Batavia Hospital

Batavia "Hospital"

      John Baxter - My father, John Baxter, was captured in Java. Whilst there he became desperately ill and was carted off to what was euphemistically called a hospital. In fact it was a botanical school and the only "doctor" there was a Dutch doctor of botany. Not many people, as I understand it, emerged from this place alive as it was used by the Japs for those who were near to death. Despite this, my father did survive and was nursed with herbs etc by this doctor back to some semblance of "health". Once back in his camp, he was put back to work in the local docks, then moved to Changi and on to mainland Japan to the mines at Inatsuki in Kyushu. There he had the enduring memory of seeing the Nagasaki bomb go off in the far distance.

      My father has been trying to find out where on Batavia this botanical school was sited and the name of this man who saved his life. All enquiries so far have drawn a blank. He would very much like to find out whether the man is still alive (unlikely) or whether he has any family still living in Holland to whom he could write to say thank you. His book "Not Much of a Picnic" describes the incident in detail but this is one piece of the jigsaw that remains missing. Thanks in anticipation. John Baxter (jnr)

      Capt. George W. Duffy - There was a bona fide Dutch doctor in the prison camps whose specialty was curing by means of jungle plants and herbs. I met him at a reunion of the USS HOUSTON / U.S.A. 131st Field Artillery Battalion in Texas in the late 60s. His name was Henri Hekking.

      Dr. Hekking was, literally, a miracle worker according to a group of Americans who were on the Burma railway. He knew how to concoct life saving medicines out of common jungle growths.

      He passed away in 1994 at the age of 91. He left a daughter, Loukie Belinfante, Banka Straat 108, Den Haag, Nederland.

      Possibly, this is the person who saved your father's life on Java. It is simply a question of matching Hekking's itinerary against your father's.

      Keith - I recognise the good doctors name, he was with the Dutch Forces pre war, and took the time to learn about medicines made from local plant life. John, try to get hold of a book via the library service titled Prisoners of War of the Japanese by Gavin Dawes. This tells of the doctors exploits amongst other things, so impressed were the American POWs that I believe they made him an honour y American.

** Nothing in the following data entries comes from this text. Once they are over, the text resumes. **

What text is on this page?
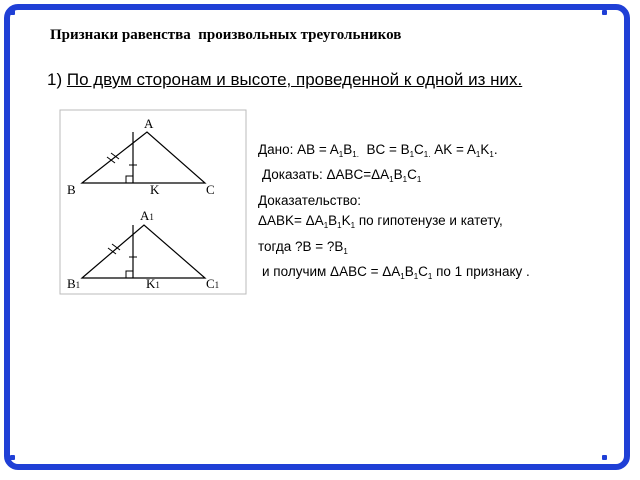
Признаки равенства  произвольных треугольников
1) По двум сторонам и высоте, проведенной к одной из них.
A
B	K	C
A1
B1	K1	C1
Дано: AB = $A_1B_{1.}$ BC = $B_1C_{1.}$ AK = $A_1K_1$.
Доказать: $\Delta ABC=\Delta A_1B_1C_1$
Доказательство:
$\Delta ABK= \Delta A_1B_1K_1$ по гипотенузе и катету,
тогда ?B = $?B_1$
и получим $\Delta ABC = \Delta A_1B_1C_1$ по 1 признаку .
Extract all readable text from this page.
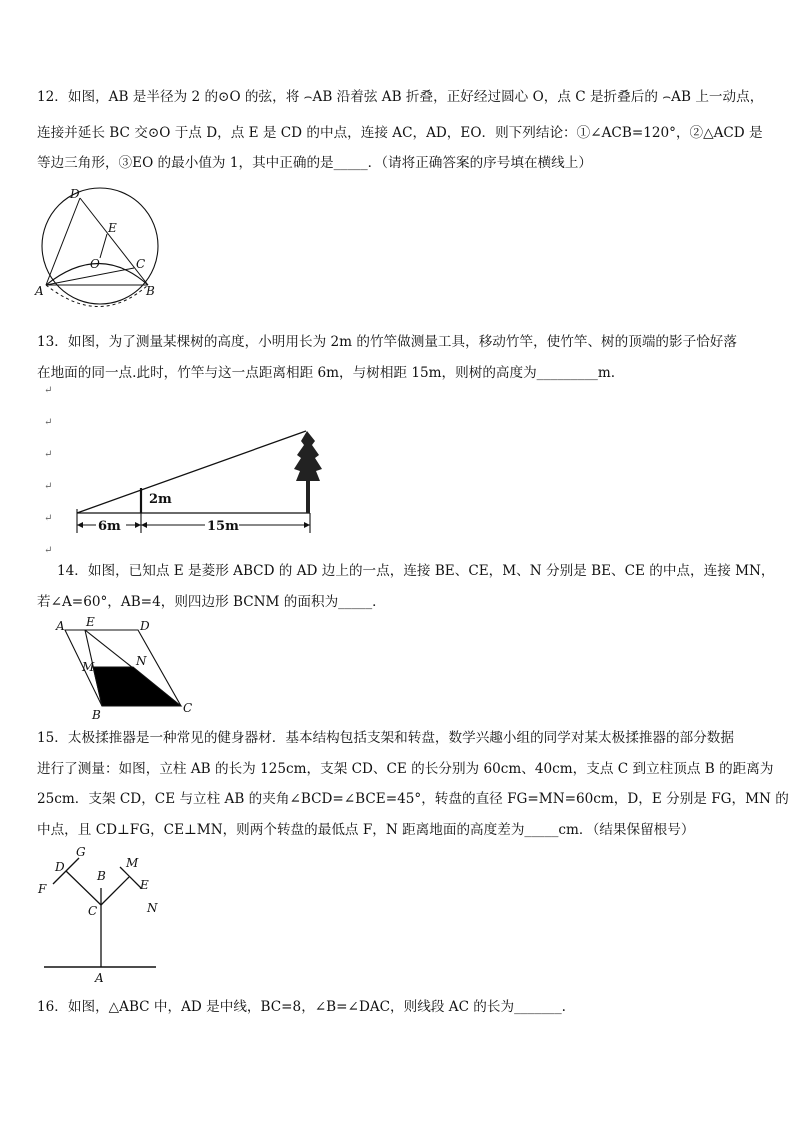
12．如图，AB 是半径为 2 的⊙O 的弦，将 ⌢AB 沿着弦 AB 折叠，正好经过圆心 O，点 C 是折叠后的 ⌢AB 上一动点，
连接并延长 BC 交⊙O 于点 D，点 E 是 CD 的中点，连接 AC，AD，EO．则下列结论：①∠ACB=120°，②△ACD 是
等边三角形，③EO 的最小值为 1，其中正确的是_____．（请将正确答案的序号填在横线上）
D
E
O	C
A	B
13．如图，为了测量某棵树的高度，小明用长为 2m 的竹竿做测量工具，移动竹竿，使竹竿、树的顶端的影子恰好落
在地面的同一点.此时，竹竿与这一点距离相距 6m，与树相距 15m，则树的高度为_________m.
↵
↵
↵
↵
↵
↵
2m
6m	15m
14．如图，已知点 E 是菱形 ABCD 的 AD 边上的一点，连接 BE、CE，M、N 分别是 BE、CE 的中点，连接 MN，
若∠A=60°，AB=4，则四边形 BCNM 的面积为_____．
A E	D
M	N
B	C
15．太极揉推器是一种常见的健身器材．基本结构包括支架和转盘，数学兴趣小组的同学对某太极揉推器的部分数据
进行了测量：如图，立柱 AB 的长为 125cm，支架 CD、CE 的长分别为 60cm、40cm，支点 C 到立柱顶点 B 的距离为
25cm．支架 CD，CE 与立柱 AB 的夹角∠BCD=∠BCE=45°，转盘的直径 FG=MN=60cm，D，E 分别是 FG，MN 的
中点，且 CD⊥FG，CE⊥MN，则两个转盘的最低点 F，N 距离地面的高度差为_____cm．（结果保留根号）
D
G
F
B
C
M
E
N
A
16．如图，△ABC 中，AD 是中线，BC=8，∠B=∠DAC，则线段 AC 的长为_______.
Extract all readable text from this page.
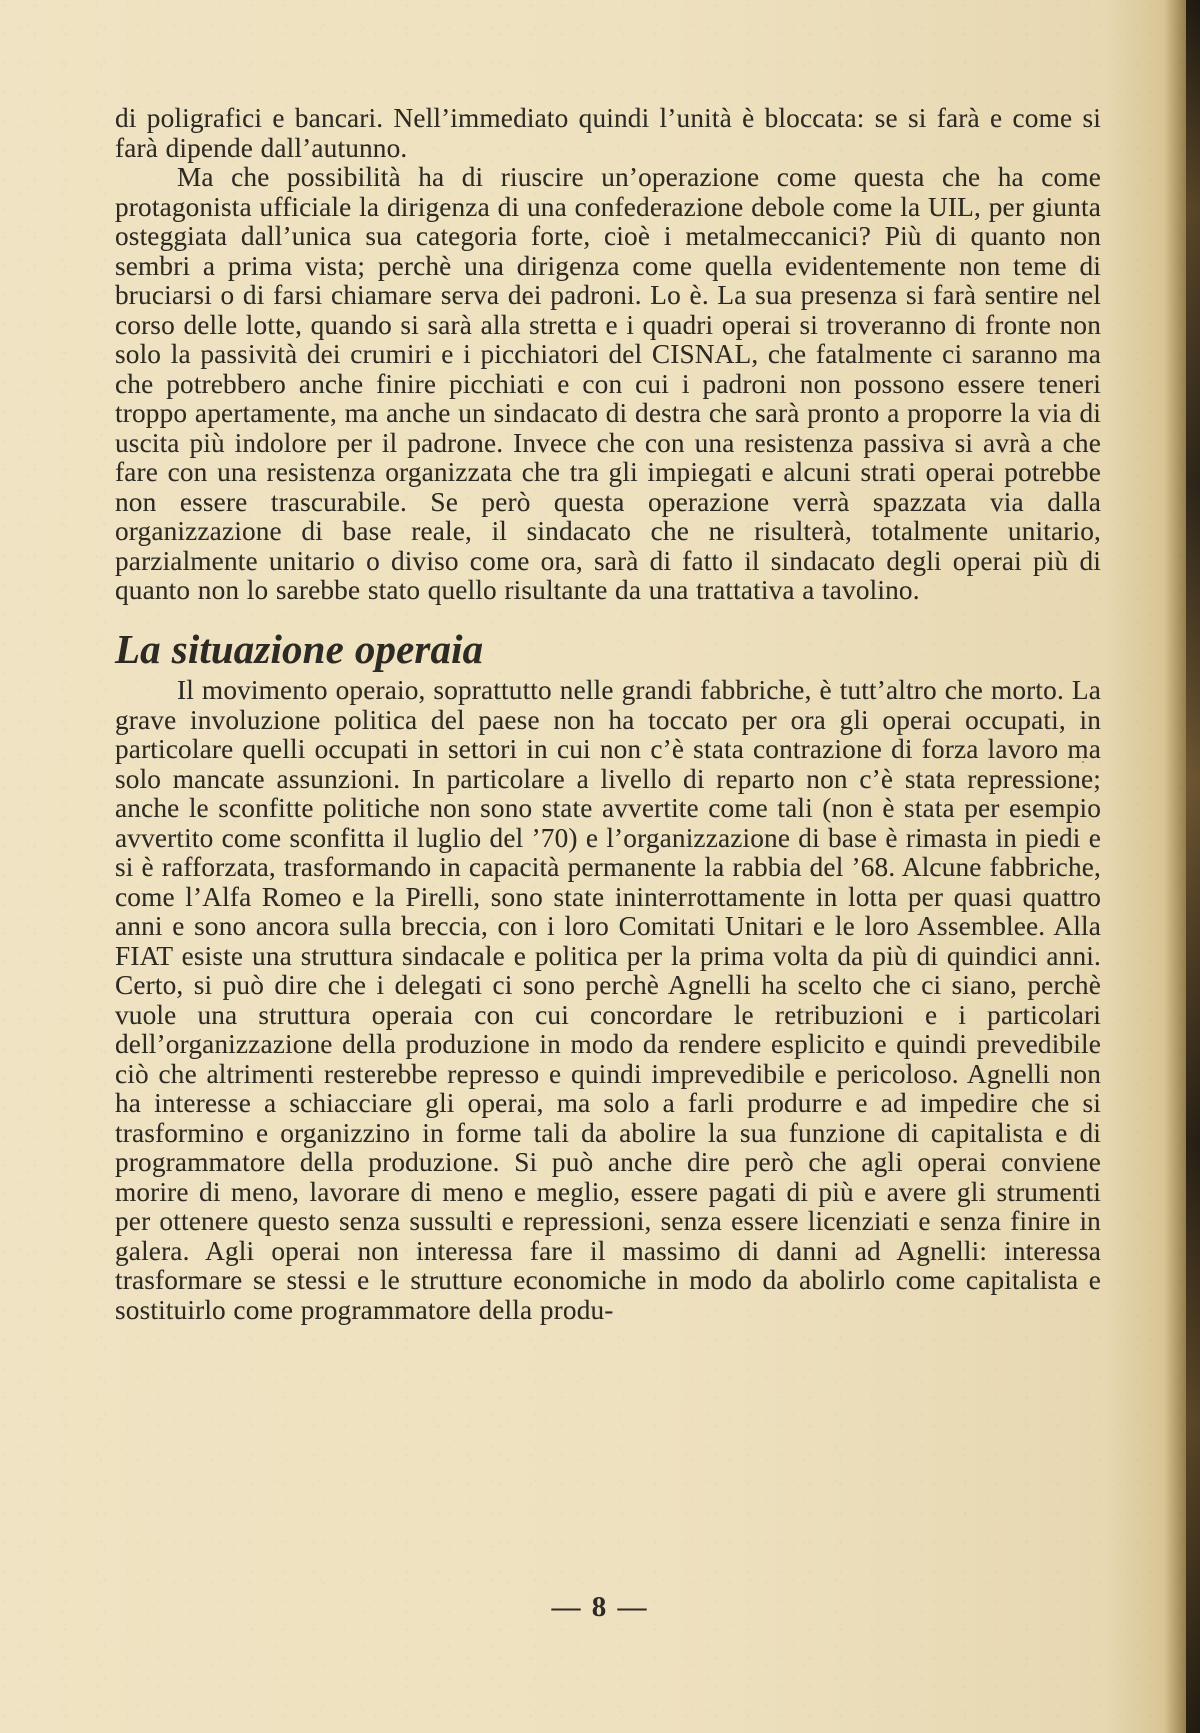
di poligrafici e bancari. Nell’immediato quindi l’unità è bloccata: se si farà e come si farà dipende dall’autunno.

Ma che possibilità ha di riuscire un’operazione come questa che ha come protagonista ufficiale la dirigenza di una confederazione debole come la UIL, per giunta osteggiata dall’unica sua categoria forte, cioè i metalmeccanici? Più di quanto non sembri a prima vista; perchè una dirigenza come quella evidentemente non teme di bruciarsi o di farsi chiamare serva dei padroni. Lo è. La sua presenza si farà sentire nel corso delle lotte, quando si sarà alla stretta e i quadri operai si troveranno di fronte non solo la passività dei crumiri e i picchiatori del CISNAL, che fatalmente ci saranno ma che potrebbero anche finire picchiati e con cui i padroni non possono essere teneri troppo apertamente, ma anche un sindacato di destra che sarà pronto a proporre la via di uscita più indolore per il padrone. Invece che con una resistenza passiva si avrà a che fare con una resistenza organizzata che tra gli impiegati e alcuni strati operai potrebbe non essere trascurabile. Se però questa operazione verrà spazzata via dalla organizzazione di base reale, il sindacato che ne risulterà, totalmente unitario, parzialmente unitario o diviso come ora, sarà di fatto il sindacato degli operai più di quanto non lo sarebbe stato quello risultante da una trattativa a tavolino.

La situazione operaia

Il movimento operaio, soprattutto nelle grandi fabbriche, è tutt’altro che morto. La grave involuzione politica del paese non ha toccato per ora gli operai occupati, in particolare quelli occupati in settori in cui non c’è stata contrazione di forza lavoro ma solo mancate assunzioni. In particolare a livello di reparto non c’è stata repressione; anche le sconfitte politiche non sono state avvertite come tali (non è stata per esempio avvertito come sconfitta il luglio del ’70) e l’organizzazione di base è rimasta in piedi e si è rafforzata, trasformando in capacità permanente la rabbia del ’68. Alcune fabbriche, come l’Alfa Romeo e la Pirelli, sono state ininterrottamente in lotta per quasi quattro anni e sono ancora sulla breccia, con i loro Comitati Unitari e le loro Assemblee. Alla FIAT esiste una struttura sindacale e politica per la prima volta da più di quindici anni. Certo, si può dire che i delegati ci sono perchè Agnelli ha scelto che ci siano, perchè vuole una struttura operaia con cui concordare le retribuzioni e i particolari dell’organizzazione della produzione in modo da rendere esplicito e quindi prevedibile ciò che altrimenti resterebbe represso e quindi imprevedibile e pericoloso. Agnelli non ha interesse a schiacciare gli operai, ma solo a farli produrre e ad impedire che si trasformino e organizzino in forme tali da abolire la sua funzione di capitalista e di programmatore della produzione. Si può anche dire però che agli operai conviene morire di meno, lavorare di meno e meglio, essere pagati di più e avere gli strumenti per ottenere questo senza sussulti e repressioni, senza essere licenziati e senza finire in galera. Agli operai non interessa fare il massimo di danni ad Agnelli: interessa trasformare se stessi e le strutture economiche in modo da abolirlo come capitalista e sostituirlo come programmatore della produ-

— 8 —
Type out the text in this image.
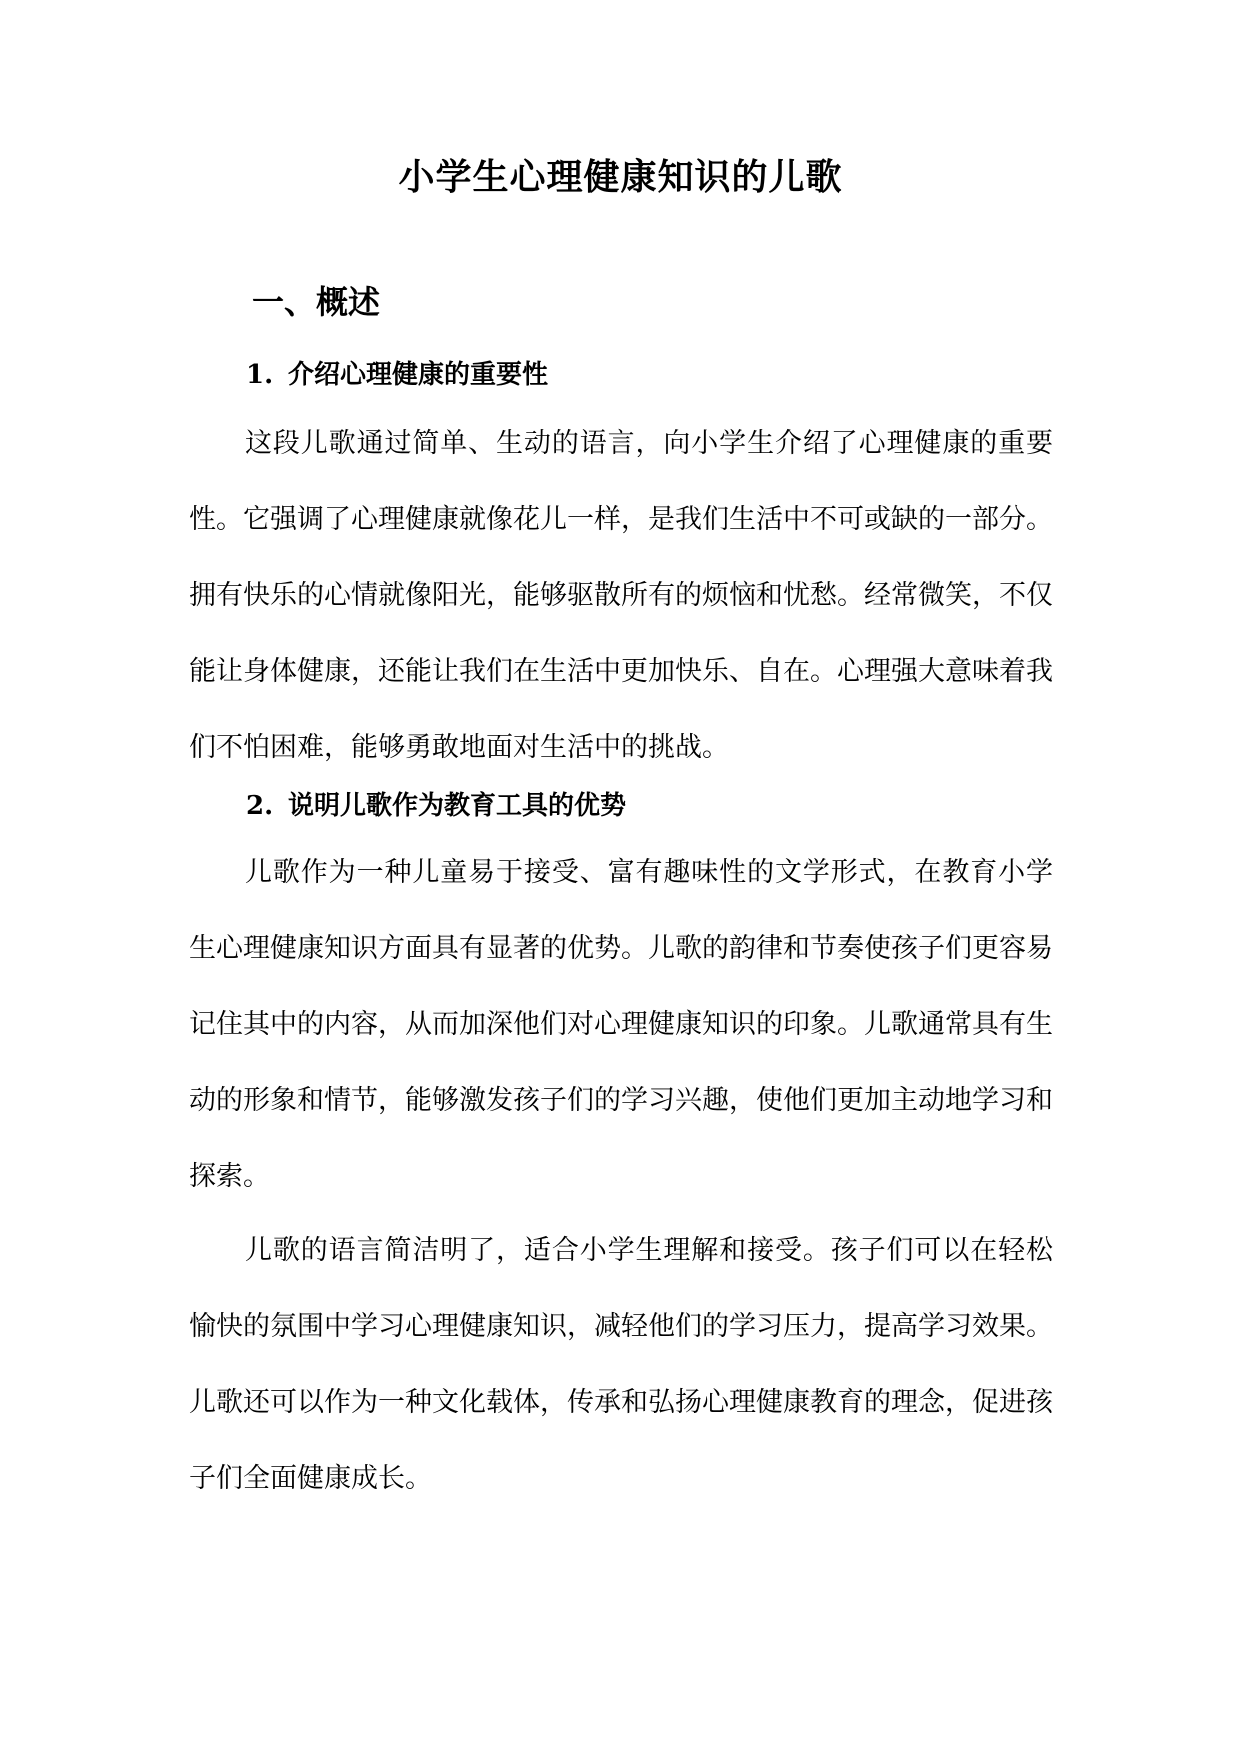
小学生心理健康知识的儿歌
一、概述
1. 介绍心理健康的重要性

这段儿歌通过简单、生动的语言，向小学生介绍了心理健康的重要性。它强调了心理健康就像花儿一样，是我们生活中不可或缺的一部分。拥有快乐的心情就像阳光，能够驱散所有的烦恼和忧愁。经常微笑，不仅能让身体健康，还能让我们在生活中更加快乐、自在。心理强大意味着我们不怕困难，能够勇敢地面对生活中的挑战。

2. 说明儿歌作为教育工具的优势

儿歌作为一种儿童易于接受、富有趣味性的文学形式，在教育小学生心理健康知识方面具有显著的优势。儿歌的韵律和节奏使孩子们更容易记住其中的内容，从而加深他们对心理健康知识的印象。儿歌通常具有生动的形象和情节，能够激发孩子们的学习兴趣，使他们更加主动地学习和探索。

儿歌的语言简洁明了，适合小学生理解和接受。孩子们可以在轻松愉快的氛围中学习心理健康知识，减轻他们的学习压力，提高学习效果。儿歌还可以作为一种文化载体，传承和弘扬心理健康教育的理念，促进孩子们全面健康成长。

      Brian - Some further notes on 'Doc' Hekking which might be of interest.
      He was born in Java of third generation Dutch settlers. He caught malaria when he was four and was sent to live with his grandmother in a small village where she was the local 'doctor'. She treated Henri with native medicine derived from local plants and seeing the great benefit she was able to give to her community he resolved to be a doctor when he grew up.

      In due course the Netherlands government offered him a degree course in Holland providing he would afterwards return to the Dutch East Indies for a minimum of ten years with the Dutch Army. He got his medical degree and was sent to Celebes where he practised tropical medicine for four years. In 1941 he was working on Timor with the rank of Captain. He had married May and they had a son and daughter and enjoyed a fairly prosperous life style.

      When the Japanese came they took May and the children away and shipped Henri to Java. He became acquainted with the USS Houston survivors and the men of the Texas 131st Field Artillery Regt at the Batavia POW camp known as the Bicycle Camp. With them, he was shipped to Changi (Singapore) in October 1942 and then on to the Burma-Siam Railway.

      His wife May, his son Fred and his daughter Loukie were happily reunited after the war.

      He was a qualified medical doctor but what set him apart from other MOs was his prior experience of tropical diseases but particularly his conviction adopted from his grandmother that if the disease originated in a particular area, so did the plant that could cure it. Therefore he was able to forage for plants under the noses of his captors and provide medication to his fellow prisoners at a time when the Japanese were unwilling or unable to supply regular medicines.

      A remarkable man.

      John Baxter - Many thanks George and all - I'll pass this on to my father to see if this does match in any way.

      John Baxter - Thanks for the info about Batavia "hospital". My father is not convonced that it was the "doctor" suggested and I'll put into tht next e-mail a few more details. I think the first port of call is discovering the precise location of this walled area because no-one seems to know where it is or was. The description may provide some clues.